Union University
Union University Department of Physics

The Science Guys

Science Guys > March 2002

March 2002

Why are tornadoes occurring earlier in the year in West Tennessee?

Tornadoes seem mighty, but they are also delicate storms which occur within minutes, and die as quickly. Predicting tornadoes is an uncertain science, with much still to be learned.

About 75% of all tornadoes occur in the US, because we live where arctic air masses collide with warm air from the Gulf. Each spring these large parcels of air do a deadly do-si-do, pushing and shoving against each other, producing some of the world’s most violent weather. Convection, the mixing of air in a circular motion, occurs along the "frontal zone." Here very severe thunderstorms form, but most of these don’t spawn tornadoes.

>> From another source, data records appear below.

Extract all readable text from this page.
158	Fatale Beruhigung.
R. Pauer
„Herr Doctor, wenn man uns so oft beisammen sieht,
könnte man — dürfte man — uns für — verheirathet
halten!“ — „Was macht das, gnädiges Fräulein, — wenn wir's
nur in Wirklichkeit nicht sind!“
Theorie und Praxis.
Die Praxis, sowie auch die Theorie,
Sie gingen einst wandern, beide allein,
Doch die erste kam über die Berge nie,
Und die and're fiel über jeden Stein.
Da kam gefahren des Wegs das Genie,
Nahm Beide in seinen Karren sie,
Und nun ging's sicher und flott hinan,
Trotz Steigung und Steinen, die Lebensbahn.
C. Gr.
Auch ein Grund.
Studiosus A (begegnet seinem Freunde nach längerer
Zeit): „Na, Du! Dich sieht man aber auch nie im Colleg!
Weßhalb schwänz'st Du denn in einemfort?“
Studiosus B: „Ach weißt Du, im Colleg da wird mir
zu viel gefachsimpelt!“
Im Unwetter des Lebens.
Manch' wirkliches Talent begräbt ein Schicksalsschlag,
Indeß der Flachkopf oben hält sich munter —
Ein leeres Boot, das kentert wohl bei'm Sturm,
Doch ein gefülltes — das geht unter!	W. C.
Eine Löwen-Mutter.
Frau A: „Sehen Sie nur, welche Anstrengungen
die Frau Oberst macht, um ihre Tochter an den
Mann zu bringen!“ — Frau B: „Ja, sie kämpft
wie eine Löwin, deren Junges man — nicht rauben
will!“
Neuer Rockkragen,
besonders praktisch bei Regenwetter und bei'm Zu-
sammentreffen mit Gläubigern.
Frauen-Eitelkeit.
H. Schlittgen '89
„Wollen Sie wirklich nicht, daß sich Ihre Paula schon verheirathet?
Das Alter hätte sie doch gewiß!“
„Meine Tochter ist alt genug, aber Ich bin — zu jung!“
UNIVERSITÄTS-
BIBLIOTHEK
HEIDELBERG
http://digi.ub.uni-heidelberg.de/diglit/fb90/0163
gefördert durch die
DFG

Tornadic thunderstorms require special conditions, but above all lots of heat energy. The air hugging the ground must be humid and warm. Who can forget Jackson’s awful tornadoes three years ago? The winter of ’99 was warm, with the temperatures the day before the tornadoes reaching well into the 70’s. This is why tornadoes in the South usually occur in the early evening after a warm day.

Above the humid, warm air, there must be another layer of warm, dry air, and highest of all, there must be a layer of cold, dry air. This condition is called a "temperature inversion," and is unusual because the cold, dense air is above the warm, less dense air. The wind velocities of the layers are different, creating a "wind shear." This wind shear provides impetus for air column rotation.

A disturbance in the upper atmosphere can provoke the moist, warm air at the bottom to "punch through" the cool air above it. The moist, warm air spirals as it ascends, assisted by the wind shear of the different layers, and as the air column rises the water vapor condenses to form water droplets. (Tornadoes are real clouds filled with water droplets; the term "funnel cloud" is accurate.)

It’s the condensation of the water droplets that really stokes the tornado’s engine. As a substance changes from a gas to a liquid, "latent heat" is released. The heat liberated when vapor becomes liquid is huge, 540 calories per gram. This heat causes the air column to continue rising. As it rises, it cools, more droplets form, releasing more heat which intensifies the motion of the column. This combined with the wind shear increases the velocity of the spiraling air column and if continued long enough, a tornado is formed.

This explanation, although simplified, tells us why we have lately suffered tornadoes early in the year. Native Jacksonians know our winters have been warmer recently. The warm Gulf air is getting here sooner, often in January. When you’ve had lots of warm winter days and a cold front is approaching, watch out for the weather. You might see a funnel cloud. But we hope not.